Is your ‘Little Black Duck’ getting you in trouble?

Is your ‘Little Black Duck’ getting you in trouble?

10 years ago 0 0 1790

I recently ran a one-day workshop on negotiation.  This was an experienced group of sales managers, each with lots of experience in negotiating big deals, and all with previous negotiation experience.  Even the best of them was being sabotaged in their negotiations by their ‘little black duck‘.


Whilst they could all describe the core skills and elements of negotiation (what a BATNA is, for example), within the first two exercises it was clear that it wasn’t only what they knew, but rather which ‘part of them’ was negotiating.  For many of them, their ‘little black duck’ was getting them into trouble.

In one exercise, participants were giving away 30% of their value, turning the negotiation into a battle or even accepting things which were not in their interests – because they were allowing their self-concept (identity issues) and emotions to drive their behaviours, rather than their considered interests and the issues at hand.

In essence, their ‘little black duck’ was coming forward and taking over!

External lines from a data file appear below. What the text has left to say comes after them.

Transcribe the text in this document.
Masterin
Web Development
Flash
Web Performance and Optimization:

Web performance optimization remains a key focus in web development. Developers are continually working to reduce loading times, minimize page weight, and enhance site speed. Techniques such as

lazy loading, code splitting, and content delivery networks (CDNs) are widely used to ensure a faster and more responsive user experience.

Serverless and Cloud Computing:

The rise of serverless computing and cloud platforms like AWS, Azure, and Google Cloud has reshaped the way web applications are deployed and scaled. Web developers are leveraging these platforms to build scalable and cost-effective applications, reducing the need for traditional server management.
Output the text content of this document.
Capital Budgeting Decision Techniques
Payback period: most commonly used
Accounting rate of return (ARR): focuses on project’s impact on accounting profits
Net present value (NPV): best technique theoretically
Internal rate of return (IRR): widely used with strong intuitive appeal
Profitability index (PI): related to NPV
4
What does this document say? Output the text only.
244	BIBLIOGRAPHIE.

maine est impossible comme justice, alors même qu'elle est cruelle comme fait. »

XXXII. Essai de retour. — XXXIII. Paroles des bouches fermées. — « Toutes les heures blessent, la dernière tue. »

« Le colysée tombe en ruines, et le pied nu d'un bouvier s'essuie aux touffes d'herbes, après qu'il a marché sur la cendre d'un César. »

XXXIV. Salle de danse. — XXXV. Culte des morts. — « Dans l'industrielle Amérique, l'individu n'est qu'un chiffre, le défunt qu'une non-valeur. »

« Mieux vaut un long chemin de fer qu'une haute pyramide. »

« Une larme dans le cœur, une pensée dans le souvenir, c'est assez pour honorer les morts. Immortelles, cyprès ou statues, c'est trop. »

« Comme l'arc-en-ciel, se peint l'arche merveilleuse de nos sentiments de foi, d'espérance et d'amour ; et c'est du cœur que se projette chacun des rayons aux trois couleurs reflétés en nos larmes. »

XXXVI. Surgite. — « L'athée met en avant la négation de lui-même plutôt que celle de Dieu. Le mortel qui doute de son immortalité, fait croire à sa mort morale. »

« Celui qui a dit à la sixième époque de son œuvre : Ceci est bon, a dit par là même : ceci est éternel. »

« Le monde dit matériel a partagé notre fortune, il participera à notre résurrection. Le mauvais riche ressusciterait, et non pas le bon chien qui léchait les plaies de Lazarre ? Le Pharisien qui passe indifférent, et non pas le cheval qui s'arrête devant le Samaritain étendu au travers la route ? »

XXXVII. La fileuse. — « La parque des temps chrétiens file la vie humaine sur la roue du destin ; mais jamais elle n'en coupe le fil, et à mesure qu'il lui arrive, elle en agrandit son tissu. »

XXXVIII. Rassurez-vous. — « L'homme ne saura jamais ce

It was great learning – by exploring the key elements of negotiator style, thinking about the personal and identity issues that exist for each member, the impact of actions and words on feelings and self concepts and learning about the rules of social influence applied to negotiations, the group was able to shift to the next level.

It is not removing the little black duck, but rather understanding it.  By including the intra-personal elements in your negotiation preparation and conversation, you allow yourself to be aware of times when you are doing what is only human – to use the situation to satisfy deeper needs (often around competence, control, being significant or being liked) and doing something different – getting back to the process of problem solving and creating value.

It is also useful to understand how this plays out in others – how you can either tap into the other party’s little black duck, or even better – help them avoid their little black duck – to get higher quality negotiation outcomes.

In the following exercises, this level of self awareness and application of new skills led to dramatically improved outcomes, as well as feedback from the group as to how these understandings really enhanced their ability to negotiate well and find valuable solutions.

Regardless of what you are negotiating – from where to eat with a group of friends, buying a house or a multi-milliondollar business deal – are you aware of what really drives your behaviours?  Are you creating the space for you and the other party to really extract all the value from the discussion?

It might be time to have a chat to your ‘little black duck‘.